形式記号

  Greifbare Eisenbahnにて紹介する車両たちは、特定の形式名を持っていないものが殆どです。
  便宜上、それらを「シキ」とか「タキ」などと呼んでおりますが、先日ある方から、この形式記号
  について解説してほしいとのメールを頂きました。
  レゴの話題からそれますが、トレイン関連の知識として御役立て頂ければ幸いです。

  形式記号は大まかに言いますと、用途、形態を示す記号と重量区分を示す記号との組み合せ
  で出来ています。
  用途、形態を表す記号としましては、

  「ワ」:有蓋車(wagonの「ワ」が語源) 
  「テ」:鉄製有蓋車(禁水貨物運搬用、鉄製の「テ」が語源)
  「ク」:車運車(車両運搬用、車の「ク」が語源)
  「レ」:冷蔵車(鮮魚等運搬用、冷蔵の「レ」が語源)
  「ツ」:通風車(野菜等運搬用、通風の「ツ」が語源)
  「カ」:家畜車(家畜運搬用、家畜の「カ」が語源)
  「ウ」:豚積車(豚運搬用、何故か牛の「ウ」が語源)
  「パ」:家禽車(家禽類運搬用、poultryの「パ」が語源)
  「ナ」:活魚車(活魚運搬用、魚の「ナ」が語源)
  「ポ」:陶器車(陶器運搬用、pottertの「ポ」が語源)
  「タ」:タンク車(油脂、薬品、化成品等々運搬用、タンクの「タ」が語源)
  「ミ」:水槽車(水運搬用、水の「ミ」が語源)
  「ト」:無蓋車(truckの「ト」が語源)
  「チ」:材木/長物車(材木、レール等運搬用、timberの「チ」が語源
  「コ」:コンテナ車(コンテナ運搬用、コンテナの「コ」が語源)
  「シ」:大物車(重量品運搬用、重量品の「シ」が語源)
  「ホ」:ホッパ車(セメント等運搬用、ホッパの「ホ」が語源)
  「セ」:石炭車(石炭運搬用、石炭の「セ」が語源)
  「ヨ」:車掌車(車掌の「ヨ」が語源)

  主なものではこんなところでしょうか。
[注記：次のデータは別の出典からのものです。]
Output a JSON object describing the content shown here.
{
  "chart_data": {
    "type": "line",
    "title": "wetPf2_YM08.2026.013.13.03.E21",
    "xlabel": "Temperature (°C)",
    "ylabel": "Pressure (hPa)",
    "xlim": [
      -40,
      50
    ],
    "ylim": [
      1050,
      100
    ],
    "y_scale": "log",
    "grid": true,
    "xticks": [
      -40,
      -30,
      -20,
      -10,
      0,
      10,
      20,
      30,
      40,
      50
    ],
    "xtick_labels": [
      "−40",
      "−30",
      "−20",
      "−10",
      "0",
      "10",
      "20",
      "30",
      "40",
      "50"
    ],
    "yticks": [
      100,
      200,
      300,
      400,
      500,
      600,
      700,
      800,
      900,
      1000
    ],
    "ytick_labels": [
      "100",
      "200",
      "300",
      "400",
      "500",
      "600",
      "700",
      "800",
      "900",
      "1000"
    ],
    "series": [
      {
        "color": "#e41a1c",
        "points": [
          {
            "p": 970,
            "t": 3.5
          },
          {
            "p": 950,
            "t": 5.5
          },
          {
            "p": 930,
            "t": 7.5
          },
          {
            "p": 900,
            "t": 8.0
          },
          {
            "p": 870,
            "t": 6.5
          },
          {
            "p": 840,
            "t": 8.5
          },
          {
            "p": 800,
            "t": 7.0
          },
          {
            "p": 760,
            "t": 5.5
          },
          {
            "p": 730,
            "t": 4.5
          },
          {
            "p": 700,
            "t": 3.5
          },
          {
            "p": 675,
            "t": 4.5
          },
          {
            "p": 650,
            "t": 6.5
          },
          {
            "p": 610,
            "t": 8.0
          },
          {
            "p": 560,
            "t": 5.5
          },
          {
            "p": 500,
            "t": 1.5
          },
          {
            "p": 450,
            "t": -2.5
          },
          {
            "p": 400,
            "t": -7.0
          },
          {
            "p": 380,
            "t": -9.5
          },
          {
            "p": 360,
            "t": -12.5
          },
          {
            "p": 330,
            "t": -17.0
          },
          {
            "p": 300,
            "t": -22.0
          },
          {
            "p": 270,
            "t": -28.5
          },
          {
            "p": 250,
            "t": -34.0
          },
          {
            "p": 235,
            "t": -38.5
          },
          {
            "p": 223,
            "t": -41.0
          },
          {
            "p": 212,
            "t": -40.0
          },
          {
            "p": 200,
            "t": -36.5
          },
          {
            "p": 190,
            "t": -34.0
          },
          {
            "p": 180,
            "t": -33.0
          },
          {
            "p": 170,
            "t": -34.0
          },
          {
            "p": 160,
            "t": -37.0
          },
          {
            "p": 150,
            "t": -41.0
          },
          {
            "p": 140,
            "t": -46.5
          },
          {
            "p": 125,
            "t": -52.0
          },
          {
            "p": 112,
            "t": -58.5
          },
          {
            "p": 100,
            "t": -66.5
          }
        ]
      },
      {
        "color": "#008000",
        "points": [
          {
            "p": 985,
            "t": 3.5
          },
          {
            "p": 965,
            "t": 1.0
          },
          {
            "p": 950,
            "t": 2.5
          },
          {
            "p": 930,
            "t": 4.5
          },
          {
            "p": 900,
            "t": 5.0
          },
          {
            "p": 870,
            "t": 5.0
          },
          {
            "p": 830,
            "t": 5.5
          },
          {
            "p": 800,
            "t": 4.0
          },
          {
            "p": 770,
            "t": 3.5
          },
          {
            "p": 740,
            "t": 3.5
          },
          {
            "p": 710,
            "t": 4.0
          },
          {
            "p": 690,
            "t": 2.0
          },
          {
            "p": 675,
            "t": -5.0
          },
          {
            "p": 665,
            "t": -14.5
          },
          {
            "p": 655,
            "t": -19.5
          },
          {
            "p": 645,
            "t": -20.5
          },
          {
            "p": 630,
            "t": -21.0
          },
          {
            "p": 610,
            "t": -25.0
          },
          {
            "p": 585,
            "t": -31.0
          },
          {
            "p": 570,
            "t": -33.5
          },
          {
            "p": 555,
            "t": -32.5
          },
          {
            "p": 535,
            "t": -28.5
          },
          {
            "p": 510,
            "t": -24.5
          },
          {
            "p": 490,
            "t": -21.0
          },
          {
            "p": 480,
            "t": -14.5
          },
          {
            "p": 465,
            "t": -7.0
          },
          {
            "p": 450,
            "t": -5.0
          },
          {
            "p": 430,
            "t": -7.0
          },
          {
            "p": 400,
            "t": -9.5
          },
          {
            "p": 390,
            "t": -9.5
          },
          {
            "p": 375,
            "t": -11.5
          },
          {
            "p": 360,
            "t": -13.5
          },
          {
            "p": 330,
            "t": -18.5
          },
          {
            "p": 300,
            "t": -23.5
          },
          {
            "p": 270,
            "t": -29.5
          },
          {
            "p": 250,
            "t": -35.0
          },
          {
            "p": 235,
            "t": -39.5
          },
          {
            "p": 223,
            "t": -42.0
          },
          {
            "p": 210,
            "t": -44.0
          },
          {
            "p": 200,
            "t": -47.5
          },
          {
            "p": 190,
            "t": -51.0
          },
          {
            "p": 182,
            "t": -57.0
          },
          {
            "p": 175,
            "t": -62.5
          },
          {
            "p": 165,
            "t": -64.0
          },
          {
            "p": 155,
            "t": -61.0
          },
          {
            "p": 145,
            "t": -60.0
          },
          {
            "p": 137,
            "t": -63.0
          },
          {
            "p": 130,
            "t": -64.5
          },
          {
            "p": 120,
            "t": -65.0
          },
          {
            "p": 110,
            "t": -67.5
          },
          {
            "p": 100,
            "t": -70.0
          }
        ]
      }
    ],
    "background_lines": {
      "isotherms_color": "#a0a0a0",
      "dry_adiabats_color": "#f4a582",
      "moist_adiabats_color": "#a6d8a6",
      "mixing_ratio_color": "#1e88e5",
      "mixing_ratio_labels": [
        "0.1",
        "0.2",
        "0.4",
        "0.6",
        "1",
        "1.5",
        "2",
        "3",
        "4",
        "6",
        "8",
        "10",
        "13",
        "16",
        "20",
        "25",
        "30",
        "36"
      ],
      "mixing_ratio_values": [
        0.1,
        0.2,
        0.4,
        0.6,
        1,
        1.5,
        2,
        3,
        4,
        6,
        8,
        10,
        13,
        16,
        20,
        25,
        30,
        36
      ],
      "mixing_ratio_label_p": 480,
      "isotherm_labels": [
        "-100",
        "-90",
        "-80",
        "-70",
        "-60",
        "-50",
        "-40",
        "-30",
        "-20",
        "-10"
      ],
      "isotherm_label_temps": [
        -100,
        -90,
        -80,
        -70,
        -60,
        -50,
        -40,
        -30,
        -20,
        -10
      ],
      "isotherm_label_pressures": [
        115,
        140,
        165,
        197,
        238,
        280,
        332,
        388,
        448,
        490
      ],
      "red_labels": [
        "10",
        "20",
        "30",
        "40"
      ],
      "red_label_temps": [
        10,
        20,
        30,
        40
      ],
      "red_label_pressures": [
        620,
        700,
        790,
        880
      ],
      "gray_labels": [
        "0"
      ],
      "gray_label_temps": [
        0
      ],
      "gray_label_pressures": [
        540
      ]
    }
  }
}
次は重量区分の記号です。こちらは4つしかありません。

  「ム」:積載可能な荷重14トン以上16トン以下
  「ラ」:同17トン以上19トン以下
  「サ」:同20トン以上24トン以下
  「キ」:同25トン以上

  ※荷重13トン以下の車両には重量区分記号は付きません。

  積載可能荷重18トンの石炭車であれば「セラ」、同25トン以上の無蓋車なら「トキ」となります。
  ちなみに下画像は「トキ21500型」。スライドカバーを有しているため一見有蓋車のようですが、
  無蓋車に属します。


  あと緩急車を表す記号「フ」(ブレーキの「ブ」→「フ」が語源)は接尾記号としてこれらの末尾に
  付きます。
  「ワフ」とか「コキフ」というのがそれに該当します。
  他に「ァタム」のように、形式記号の前にやや小文字で表記される記号もありますが、この説明
  は割愛させていただきます。ちなみにこれはアルミ製という表示です。

  貨物車両淘汰の進む現在、上記の形式記号も多くが過去のものとなりました。
  そんな車両たちを、我々の鉄道線上で復活させるのも悪くありません。